To save his patients from catching cold while the current is passing through the room, the Doctor allows to each a short screen, like the head of a cradle, to be rested on the bed.
Here the use of the tin speaking-tubes would be seen again, in the means they would afford to the patient, though he were equal to no more than a whisper, of conveying to the lodge the most immediate notice of his wants, and receiving answers in a tone equally unproductive of disturbance.
Something I could have wished to say on the important difference between the general and comparatively immaterial impurity resulting merely from the phlogiston, and the various particular impurities constituted by the various products of putrefaction, or by the different matters of the various contagions. Against these very different dangers, the mode and measure of precaution might admit of no small difference. But this belongs not necessarily to the subject, and you would not thank me, any more than gentlemen of the faculty who understand it better than I, or gentlemen at large who would not wish to understand it.
An hospital built and conducted upon a plan of this kind, of the success of which everybody might be an observer, accessible to the patients’ friends, who, without incommoding or being incommoded, might see the whole economy of it carried on under their eye, would lose, it is to be hoped, a great part of those repelling terrors, which deprive of the benefit of such institutions many objects whom prejudice, in league with poverty, either debars altogether from relief, or drives to seek it in much less eligible shapes. Who knows but that the certainty of a medical attendance, not occasional, short-lived, or even precarious, as at present, but constant and uninterrupted, might not render such a situation preferable even to home, in the eyes of many persons who could afford to pay for it? and that the erection of a building of this kind might turn to account in the hands of some enterprising practitioner?

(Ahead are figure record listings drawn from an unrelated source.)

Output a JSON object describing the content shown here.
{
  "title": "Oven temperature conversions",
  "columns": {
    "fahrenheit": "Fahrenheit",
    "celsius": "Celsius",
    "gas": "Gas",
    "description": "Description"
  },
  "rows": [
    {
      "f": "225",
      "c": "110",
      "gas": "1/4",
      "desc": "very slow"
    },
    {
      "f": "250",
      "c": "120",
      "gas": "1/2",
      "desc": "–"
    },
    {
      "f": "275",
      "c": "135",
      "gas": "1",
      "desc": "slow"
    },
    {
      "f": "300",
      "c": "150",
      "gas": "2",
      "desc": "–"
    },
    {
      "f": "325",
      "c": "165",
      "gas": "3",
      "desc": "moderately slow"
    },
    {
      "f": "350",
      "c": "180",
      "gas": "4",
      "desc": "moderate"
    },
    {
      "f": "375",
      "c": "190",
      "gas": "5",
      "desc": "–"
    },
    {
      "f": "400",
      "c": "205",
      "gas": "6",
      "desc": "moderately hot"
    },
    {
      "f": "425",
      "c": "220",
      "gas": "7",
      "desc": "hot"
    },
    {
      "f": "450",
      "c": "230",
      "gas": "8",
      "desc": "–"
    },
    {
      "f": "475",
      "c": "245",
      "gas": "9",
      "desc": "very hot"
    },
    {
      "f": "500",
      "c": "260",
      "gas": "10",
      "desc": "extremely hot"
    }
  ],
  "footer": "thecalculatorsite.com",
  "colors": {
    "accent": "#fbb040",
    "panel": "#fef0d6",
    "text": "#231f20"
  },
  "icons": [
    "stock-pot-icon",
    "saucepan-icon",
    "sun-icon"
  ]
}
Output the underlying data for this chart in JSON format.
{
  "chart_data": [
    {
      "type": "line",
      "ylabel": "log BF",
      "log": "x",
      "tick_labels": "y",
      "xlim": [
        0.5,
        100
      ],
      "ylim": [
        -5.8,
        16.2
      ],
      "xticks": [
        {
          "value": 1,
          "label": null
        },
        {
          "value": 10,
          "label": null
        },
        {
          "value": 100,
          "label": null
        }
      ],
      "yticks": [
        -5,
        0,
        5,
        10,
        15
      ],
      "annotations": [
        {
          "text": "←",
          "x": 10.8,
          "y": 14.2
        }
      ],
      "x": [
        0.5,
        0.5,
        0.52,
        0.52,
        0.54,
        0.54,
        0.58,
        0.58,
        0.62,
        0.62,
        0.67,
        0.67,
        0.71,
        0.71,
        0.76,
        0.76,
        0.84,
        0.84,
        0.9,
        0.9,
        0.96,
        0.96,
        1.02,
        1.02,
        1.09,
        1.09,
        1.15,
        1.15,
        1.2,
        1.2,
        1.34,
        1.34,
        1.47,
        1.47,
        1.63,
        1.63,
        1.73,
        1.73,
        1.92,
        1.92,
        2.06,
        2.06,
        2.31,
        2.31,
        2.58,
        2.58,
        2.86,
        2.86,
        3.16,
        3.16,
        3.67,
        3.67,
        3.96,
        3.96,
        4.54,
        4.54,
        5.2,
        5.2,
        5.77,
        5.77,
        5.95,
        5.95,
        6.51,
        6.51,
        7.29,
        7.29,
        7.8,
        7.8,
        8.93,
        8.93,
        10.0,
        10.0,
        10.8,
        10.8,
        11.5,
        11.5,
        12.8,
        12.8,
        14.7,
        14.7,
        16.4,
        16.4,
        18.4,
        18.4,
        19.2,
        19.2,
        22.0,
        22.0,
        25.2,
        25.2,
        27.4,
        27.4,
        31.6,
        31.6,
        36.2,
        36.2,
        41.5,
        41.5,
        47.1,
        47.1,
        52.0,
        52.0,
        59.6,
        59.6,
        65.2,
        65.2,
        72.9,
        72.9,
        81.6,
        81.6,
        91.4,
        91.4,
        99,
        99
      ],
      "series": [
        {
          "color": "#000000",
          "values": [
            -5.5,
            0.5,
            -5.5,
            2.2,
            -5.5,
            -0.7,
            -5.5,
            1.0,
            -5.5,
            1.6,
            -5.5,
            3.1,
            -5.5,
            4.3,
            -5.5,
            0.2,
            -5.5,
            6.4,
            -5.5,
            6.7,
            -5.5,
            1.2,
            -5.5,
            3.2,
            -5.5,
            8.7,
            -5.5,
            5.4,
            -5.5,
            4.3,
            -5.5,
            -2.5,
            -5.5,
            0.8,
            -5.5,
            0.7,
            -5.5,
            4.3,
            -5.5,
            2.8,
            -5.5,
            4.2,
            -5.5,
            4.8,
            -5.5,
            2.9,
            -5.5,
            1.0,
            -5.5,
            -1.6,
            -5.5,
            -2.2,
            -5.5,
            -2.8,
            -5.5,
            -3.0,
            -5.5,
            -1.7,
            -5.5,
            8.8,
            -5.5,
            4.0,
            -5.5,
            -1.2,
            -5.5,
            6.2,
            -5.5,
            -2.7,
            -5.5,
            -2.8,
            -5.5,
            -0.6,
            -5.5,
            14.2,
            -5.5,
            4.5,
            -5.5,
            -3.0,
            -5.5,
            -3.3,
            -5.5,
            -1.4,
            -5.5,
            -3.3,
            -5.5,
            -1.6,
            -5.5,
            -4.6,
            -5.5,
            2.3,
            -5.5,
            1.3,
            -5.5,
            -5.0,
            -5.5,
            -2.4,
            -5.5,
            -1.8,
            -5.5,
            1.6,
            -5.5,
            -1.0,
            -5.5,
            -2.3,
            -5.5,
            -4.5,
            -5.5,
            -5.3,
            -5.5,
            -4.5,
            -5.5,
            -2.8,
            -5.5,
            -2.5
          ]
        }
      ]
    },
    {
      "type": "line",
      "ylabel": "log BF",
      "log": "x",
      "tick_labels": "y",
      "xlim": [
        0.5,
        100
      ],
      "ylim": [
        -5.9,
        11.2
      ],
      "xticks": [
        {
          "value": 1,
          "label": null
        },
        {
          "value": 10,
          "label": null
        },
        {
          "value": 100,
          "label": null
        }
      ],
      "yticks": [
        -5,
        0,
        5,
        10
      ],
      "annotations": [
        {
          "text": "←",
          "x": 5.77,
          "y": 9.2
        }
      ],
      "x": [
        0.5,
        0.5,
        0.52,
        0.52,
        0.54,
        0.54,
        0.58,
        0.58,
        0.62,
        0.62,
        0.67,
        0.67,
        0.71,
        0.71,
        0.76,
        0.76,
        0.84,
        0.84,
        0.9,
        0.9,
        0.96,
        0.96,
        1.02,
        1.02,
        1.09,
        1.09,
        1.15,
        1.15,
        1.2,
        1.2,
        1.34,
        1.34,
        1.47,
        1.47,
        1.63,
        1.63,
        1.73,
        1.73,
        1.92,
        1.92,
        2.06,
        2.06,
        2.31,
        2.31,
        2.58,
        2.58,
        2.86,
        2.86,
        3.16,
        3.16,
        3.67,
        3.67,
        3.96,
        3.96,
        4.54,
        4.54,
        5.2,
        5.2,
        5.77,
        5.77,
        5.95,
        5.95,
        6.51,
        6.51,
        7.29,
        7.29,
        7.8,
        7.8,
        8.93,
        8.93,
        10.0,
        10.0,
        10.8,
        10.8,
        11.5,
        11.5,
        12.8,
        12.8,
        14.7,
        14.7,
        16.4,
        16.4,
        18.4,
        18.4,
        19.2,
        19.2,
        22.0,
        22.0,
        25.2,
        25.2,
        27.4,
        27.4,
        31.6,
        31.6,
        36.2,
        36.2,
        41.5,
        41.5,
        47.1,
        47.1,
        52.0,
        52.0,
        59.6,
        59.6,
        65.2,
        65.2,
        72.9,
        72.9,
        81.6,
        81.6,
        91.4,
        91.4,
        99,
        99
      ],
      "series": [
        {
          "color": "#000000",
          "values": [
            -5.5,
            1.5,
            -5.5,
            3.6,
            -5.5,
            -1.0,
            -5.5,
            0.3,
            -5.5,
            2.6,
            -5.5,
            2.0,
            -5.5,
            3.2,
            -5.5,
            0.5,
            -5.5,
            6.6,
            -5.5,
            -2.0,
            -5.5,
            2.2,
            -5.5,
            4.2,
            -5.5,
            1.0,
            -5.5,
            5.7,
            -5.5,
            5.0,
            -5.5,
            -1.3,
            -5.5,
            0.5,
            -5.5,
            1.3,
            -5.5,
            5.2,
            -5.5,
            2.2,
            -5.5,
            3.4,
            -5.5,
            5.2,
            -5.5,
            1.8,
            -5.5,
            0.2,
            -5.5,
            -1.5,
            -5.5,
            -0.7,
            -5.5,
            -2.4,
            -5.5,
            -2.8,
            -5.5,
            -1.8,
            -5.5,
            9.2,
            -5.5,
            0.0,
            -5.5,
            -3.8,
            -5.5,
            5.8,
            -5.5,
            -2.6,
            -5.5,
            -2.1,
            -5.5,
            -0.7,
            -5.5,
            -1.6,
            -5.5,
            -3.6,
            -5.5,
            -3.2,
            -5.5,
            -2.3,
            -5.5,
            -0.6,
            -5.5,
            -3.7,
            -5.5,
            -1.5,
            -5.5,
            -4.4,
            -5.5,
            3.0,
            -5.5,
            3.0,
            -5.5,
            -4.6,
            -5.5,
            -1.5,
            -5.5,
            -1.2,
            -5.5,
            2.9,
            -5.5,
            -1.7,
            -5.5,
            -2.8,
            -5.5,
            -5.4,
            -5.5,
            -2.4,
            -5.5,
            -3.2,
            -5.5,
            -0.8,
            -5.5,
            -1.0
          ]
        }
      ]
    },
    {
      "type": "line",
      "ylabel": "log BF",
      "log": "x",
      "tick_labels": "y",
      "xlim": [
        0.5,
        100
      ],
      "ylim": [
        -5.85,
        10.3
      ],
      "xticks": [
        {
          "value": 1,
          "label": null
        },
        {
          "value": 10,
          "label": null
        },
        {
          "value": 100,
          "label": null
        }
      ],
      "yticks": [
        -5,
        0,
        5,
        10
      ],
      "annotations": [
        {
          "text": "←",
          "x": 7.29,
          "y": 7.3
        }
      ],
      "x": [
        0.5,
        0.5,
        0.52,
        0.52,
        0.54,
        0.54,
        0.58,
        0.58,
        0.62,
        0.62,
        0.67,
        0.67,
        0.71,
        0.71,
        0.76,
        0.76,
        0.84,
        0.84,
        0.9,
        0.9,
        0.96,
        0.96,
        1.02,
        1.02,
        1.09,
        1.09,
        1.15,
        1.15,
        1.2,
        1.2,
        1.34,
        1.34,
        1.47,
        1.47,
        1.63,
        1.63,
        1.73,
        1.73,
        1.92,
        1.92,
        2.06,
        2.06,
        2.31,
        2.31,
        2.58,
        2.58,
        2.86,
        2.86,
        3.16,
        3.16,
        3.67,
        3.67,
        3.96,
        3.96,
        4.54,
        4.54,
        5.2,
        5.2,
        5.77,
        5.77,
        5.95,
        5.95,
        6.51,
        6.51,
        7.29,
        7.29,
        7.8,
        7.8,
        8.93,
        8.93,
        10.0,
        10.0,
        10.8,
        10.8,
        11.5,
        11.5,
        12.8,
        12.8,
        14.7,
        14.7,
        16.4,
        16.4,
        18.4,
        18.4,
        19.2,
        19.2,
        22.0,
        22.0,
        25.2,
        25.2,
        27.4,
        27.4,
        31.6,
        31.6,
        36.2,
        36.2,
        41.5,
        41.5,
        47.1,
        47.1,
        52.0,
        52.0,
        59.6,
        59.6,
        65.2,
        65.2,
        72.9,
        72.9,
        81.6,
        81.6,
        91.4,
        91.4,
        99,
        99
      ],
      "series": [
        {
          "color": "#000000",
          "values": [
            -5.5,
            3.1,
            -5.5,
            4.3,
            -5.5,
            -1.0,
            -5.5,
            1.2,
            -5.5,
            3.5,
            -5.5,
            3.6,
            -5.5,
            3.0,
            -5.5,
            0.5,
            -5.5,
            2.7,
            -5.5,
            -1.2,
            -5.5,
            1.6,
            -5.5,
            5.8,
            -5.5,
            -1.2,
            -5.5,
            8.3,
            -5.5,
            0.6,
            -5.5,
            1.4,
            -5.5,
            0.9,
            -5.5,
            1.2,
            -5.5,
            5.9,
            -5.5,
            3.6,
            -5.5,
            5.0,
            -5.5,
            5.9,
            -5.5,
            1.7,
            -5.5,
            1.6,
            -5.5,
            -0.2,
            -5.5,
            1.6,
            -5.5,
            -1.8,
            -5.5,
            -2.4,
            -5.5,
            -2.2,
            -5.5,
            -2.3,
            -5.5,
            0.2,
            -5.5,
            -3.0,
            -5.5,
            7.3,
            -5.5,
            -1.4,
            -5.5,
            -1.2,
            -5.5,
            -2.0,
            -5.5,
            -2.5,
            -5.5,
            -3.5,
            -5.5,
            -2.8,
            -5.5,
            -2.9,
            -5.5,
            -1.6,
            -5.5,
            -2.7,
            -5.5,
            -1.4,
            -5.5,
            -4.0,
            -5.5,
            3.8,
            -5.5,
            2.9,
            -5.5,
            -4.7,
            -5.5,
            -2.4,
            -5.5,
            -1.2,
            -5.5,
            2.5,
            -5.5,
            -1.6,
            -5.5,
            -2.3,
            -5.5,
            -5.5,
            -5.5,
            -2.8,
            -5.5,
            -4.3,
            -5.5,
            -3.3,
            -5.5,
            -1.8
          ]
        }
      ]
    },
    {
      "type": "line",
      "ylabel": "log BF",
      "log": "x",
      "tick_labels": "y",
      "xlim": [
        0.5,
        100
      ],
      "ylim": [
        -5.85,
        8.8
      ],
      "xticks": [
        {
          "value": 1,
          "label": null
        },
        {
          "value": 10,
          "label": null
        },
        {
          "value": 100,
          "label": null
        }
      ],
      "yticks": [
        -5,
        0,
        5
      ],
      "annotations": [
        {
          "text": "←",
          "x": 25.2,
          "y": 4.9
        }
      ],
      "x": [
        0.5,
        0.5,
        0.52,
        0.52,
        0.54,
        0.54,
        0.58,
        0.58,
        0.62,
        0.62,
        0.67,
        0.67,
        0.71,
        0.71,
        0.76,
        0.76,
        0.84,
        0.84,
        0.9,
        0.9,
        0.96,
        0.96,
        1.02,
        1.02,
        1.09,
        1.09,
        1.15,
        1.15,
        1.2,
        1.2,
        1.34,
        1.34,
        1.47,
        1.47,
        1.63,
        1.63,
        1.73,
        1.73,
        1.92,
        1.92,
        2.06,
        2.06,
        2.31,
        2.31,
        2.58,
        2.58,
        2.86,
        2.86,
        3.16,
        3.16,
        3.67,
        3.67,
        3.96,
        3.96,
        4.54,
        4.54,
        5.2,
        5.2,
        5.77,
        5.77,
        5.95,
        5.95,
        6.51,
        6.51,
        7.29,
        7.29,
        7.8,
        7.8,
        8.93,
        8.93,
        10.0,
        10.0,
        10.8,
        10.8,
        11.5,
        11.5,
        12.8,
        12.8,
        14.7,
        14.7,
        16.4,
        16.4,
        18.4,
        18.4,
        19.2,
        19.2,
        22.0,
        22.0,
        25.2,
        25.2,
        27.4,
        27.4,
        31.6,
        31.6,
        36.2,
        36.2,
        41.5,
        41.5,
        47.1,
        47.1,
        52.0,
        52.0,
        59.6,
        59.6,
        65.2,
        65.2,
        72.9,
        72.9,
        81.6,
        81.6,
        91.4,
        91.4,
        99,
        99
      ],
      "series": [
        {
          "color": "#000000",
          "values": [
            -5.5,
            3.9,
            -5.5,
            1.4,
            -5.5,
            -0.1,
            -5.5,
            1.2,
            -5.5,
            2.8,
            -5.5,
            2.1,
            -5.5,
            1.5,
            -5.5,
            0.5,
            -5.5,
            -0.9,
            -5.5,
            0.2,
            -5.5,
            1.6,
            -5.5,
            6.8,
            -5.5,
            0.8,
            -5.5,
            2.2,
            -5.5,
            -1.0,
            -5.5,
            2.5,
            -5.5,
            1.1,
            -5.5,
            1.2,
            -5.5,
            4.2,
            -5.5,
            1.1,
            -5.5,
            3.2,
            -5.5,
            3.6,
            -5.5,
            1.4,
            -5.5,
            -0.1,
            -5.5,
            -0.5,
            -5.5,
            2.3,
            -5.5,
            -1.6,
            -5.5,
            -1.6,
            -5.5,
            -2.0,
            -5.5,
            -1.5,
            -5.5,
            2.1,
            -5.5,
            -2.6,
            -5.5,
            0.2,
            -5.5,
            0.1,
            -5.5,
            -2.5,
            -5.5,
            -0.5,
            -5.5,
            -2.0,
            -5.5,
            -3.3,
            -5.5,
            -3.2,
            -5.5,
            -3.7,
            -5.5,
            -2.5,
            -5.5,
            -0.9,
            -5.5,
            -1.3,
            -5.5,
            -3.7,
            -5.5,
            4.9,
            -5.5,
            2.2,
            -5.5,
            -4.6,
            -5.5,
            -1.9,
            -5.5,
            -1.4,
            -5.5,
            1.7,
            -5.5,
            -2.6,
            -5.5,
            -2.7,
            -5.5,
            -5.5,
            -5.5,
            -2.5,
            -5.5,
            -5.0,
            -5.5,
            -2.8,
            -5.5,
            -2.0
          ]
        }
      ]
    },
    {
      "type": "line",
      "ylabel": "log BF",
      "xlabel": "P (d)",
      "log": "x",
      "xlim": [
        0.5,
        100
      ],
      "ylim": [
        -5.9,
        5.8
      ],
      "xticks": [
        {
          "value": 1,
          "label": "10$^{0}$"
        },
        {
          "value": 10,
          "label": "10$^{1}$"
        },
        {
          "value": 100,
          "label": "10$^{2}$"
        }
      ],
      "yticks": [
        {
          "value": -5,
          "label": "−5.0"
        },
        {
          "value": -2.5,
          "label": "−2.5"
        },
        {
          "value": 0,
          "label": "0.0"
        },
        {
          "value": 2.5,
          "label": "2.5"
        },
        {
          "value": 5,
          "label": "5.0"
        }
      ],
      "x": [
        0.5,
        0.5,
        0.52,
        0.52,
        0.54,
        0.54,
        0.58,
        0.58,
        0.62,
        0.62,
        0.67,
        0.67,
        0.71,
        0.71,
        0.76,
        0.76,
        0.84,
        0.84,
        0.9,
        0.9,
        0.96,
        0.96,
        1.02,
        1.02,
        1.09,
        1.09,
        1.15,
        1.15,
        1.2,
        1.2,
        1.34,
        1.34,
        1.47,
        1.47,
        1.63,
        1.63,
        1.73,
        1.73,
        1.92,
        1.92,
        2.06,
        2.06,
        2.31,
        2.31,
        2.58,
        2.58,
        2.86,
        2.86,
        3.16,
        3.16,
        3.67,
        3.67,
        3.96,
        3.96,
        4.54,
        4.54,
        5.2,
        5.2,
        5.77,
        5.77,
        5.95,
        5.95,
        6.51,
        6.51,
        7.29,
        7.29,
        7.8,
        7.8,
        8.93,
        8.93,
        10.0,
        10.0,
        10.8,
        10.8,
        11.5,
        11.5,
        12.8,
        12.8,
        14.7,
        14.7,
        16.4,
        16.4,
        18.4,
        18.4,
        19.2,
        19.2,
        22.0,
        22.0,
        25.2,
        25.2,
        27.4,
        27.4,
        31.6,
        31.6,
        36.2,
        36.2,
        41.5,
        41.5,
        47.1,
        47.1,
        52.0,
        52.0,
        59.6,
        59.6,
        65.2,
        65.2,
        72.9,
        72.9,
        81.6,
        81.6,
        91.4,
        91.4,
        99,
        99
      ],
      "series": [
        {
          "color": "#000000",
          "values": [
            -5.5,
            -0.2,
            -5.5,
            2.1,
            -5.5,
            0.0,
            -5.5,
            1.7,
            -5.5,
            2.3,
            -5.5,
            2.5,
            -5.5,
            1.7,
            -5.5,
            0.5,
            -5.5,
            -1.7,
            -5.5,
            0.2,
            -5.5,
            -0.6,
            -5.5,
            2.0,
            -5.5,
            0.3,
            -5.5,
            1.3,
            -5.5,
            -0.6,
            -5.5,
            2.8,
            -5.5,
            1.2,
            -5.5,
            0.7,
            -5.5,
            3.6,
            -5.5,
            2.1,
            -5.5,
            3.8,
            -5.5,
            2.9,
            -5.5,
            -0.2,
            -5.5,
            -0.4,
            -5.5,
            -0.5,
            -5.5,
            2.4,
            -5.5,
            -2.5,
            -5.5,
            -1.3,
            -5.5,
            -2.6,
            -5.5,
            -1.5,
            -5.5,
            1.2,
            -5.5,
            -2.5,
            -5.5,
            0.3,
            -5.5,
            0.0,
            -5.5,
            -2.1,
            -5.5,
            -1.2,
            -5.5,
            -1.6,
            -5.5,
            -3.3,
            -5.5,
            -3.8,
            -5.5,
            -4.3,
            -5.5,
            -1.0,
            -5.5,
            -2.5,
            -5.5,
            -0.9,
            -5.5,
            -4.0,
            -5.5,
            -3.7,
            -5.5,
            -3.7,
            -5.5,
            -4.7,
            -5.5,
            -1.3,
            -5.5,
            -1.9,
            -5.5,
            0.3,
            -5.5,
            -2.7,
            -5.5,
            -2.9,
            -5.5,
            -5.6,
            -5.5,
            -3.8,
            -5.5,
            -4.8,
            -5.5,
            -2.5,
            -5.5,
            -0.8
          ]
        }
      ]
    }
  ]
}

A prison, as I observed in a former letter includes an hospital. In prisons on this construction, every cell may receive the properties of an hospital, without undergoing any change. The whole prison would be perhaps a better hospital than any building known hitherto by that name. Yet should it be thought of use, a few cells might be appropriated to that purpose; and perhaps it may be thought advisable that some cases of infection should be thrown out, and lodged under another roof.
But if infection in general must be sent to be cured elsewhere, there is no spot in which infection originating in negligence can, either in the rise or spread of it, meet with such obstacles as here. In what other instance as in this, will you see the interests of the governor and the governed in this important particular, so perfectly confounded and made one?—those of the keeper with those of the prisoners—those of the medical curator with those of the patients? Clean or unclean, safe or unsafe, he runs the chance that they do: if he lets them poison themselves, he lets them poison him. Encompassed on all sides by a multitude of persons, whose good or bad condition depends upon himself, he stands as a hostage in his own hands for the salubrity of the whole.